If you are collecting customer data in order to process a booking and provide your service, you have a clear contractual need to do so and your customers will be aware of that when making the decision to book. Transactional emails and SMS messages such as booking confirmations and appointment reminders fall into this category and are permitted.
However, in order to send marketing communications, you must obtain separate GDPR compliant consent.
We will take care of consents obtained via the Treatwell marketplace and booking widget and will ensure that each customer’s preferences are reflected in Treatwell Connect. It is however your responsibility to ensure consents you obtain from direct customers are GDPR-compliant and correctly reflected in Treatwell Connect at all times.

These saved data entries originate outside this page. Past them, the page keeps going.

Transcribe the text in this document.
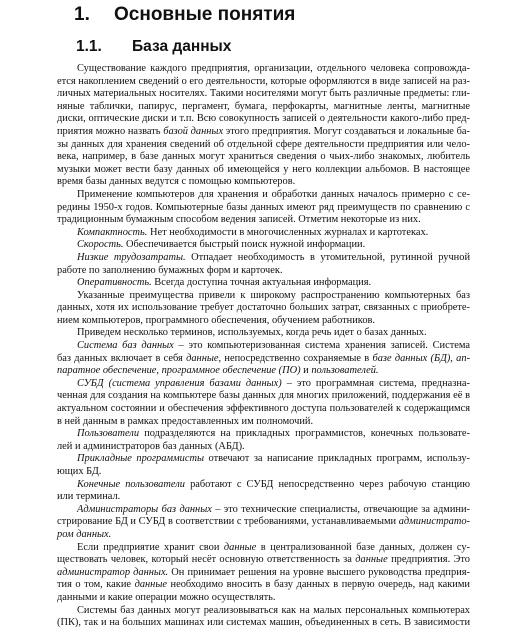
1. Основные понятия
1.1. База данных

Существование каждого предприятия, организации, отдельного человека сопровожда-
ется накоплением сведений о его деятельности, которые оформляются в виде записей на раз-
личных материальных носителях. Такими носителями могут быть различные предметы: гли-
няные таблички, папирус, пергамент, бумага, перфокарты, магнитные ленты, магнитные
диски, оптические диски и т.п. Всю совокупность записей о деятельности какого-либо пред-
приятия можно назвать базой данных этого предприятия. Могут создаваться и локальные ба-
зы данных для хранения сведений об отдельной сфере деятельности предприятия или чело-
века, например, в базе данных могут храниться сведения о чьих-либо знакомых, любитель
музыки может вести базу данных об имеющейся у него коллекции альбомов. В настоящее
время базы данных ведутся с помощью компьютеров.

Применение компьютеров для хранения и обработки данных началось примерно с се-
редины 1950-х годов. Компьютерные базы данных имеют ряд преимуществ по сравнению с
традиционным бумажным способом ведения записей. Отметим некоторые из них.

Компактность. Нет необходимости в многочисленных журналах и картотеках.

Скорость. Обеспечивается быстрый поиск нужной информации.

Низкие трудозатраты. Отпадает необходимость в утомительной, рутинной ручной
работе по заполнению бумажных форм и карточек.

Оперативность. Всегда доступна точная актуальная информация.

Указанные преимущества привели к широкому распространению компьютерных баз
данных, хотя их использование требует достаточно больших затрат, связанных с приобрете-
нием компьютеров, программного обеспечения, обучением работников.

Приведем несколько терминов, используемых, когда речь идет о базах данных.

Система баз данных – это компьютеризованная система хранения записей. Система
баз данных включает в себя данные, непосредственно сохраняемые в базе данных (БД), ап-
паратное обеспечение, программное обеспечение (ПО) и пользователей.

СУБД (система управления базами данных) – это программная система, предназна-
ченная для создания на компьютере базы данных для многих приложений, поддержания её в
актуальном состоянии и обеспечения эффективного доступа пользователей к содержащимся
в ней данным в рамках предоставленных им полномочий.

Пользователи подразделяются на прикладных программистов, конечных пользовате-
лей и администраторов баз данных (АБД).

Прикладные программисты отвечают за написание прикладных программ, использу-
ющих БД.

Конечные пользователи работают с СУБД непосредственно через рабочую станцию
или терминал.

Администраторы баз данных – это технические специалисты, отвечающие за админи-
стрирование БД и СУБД в соответствии с требованиями, устанавливаемыми администрато-
ром данных.

Если предприятие хранит свои данные в централизованной базе данных, должен су-
ществовать человек, который несёт основную ответственность за данные предприятия. Это
администратор данных. Он принимает решения на уровне высшего руководства предприя-
тия о том, какие данные необходимо вносить в базу данных в первую очередь, над какими
данными и какие операции можно осуществлять.

Системы баз данных могут реализовываться как на малых персональных компьютерах
(ПК), так и на больших машинах или системах машин, объединенных в сеть. В зависимости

In order for consent to be GDPR-compliant and for you to confirm in Treatwell Connect that you have the necessary consent from your customer, it must be:
- Freely given: e.g. not a condition to booking a treatment with you
- Specific: to a particular type of marketing (e.g. it should say whether it’s for email or SMS or both)
- Informed: given after the customer has been provided with full details about how their data will be used and what marketing will be sent
- Unambiguous: very clear what they are agreeing to
- Given with a clear affirmative action: pre-ticked boxes are banned!
We will provide you with prompts and reminders within Treatwell Connect so that each time you confirm that consent has been given, you are sure that it complies with the GDPR standard.
You should also ensure you keep a record of when that consent was given (time and date) and how and what message was communicated to the customer at the time. This will be useful to rely on if a customer later forgets they opted in and complains about receiving marketing.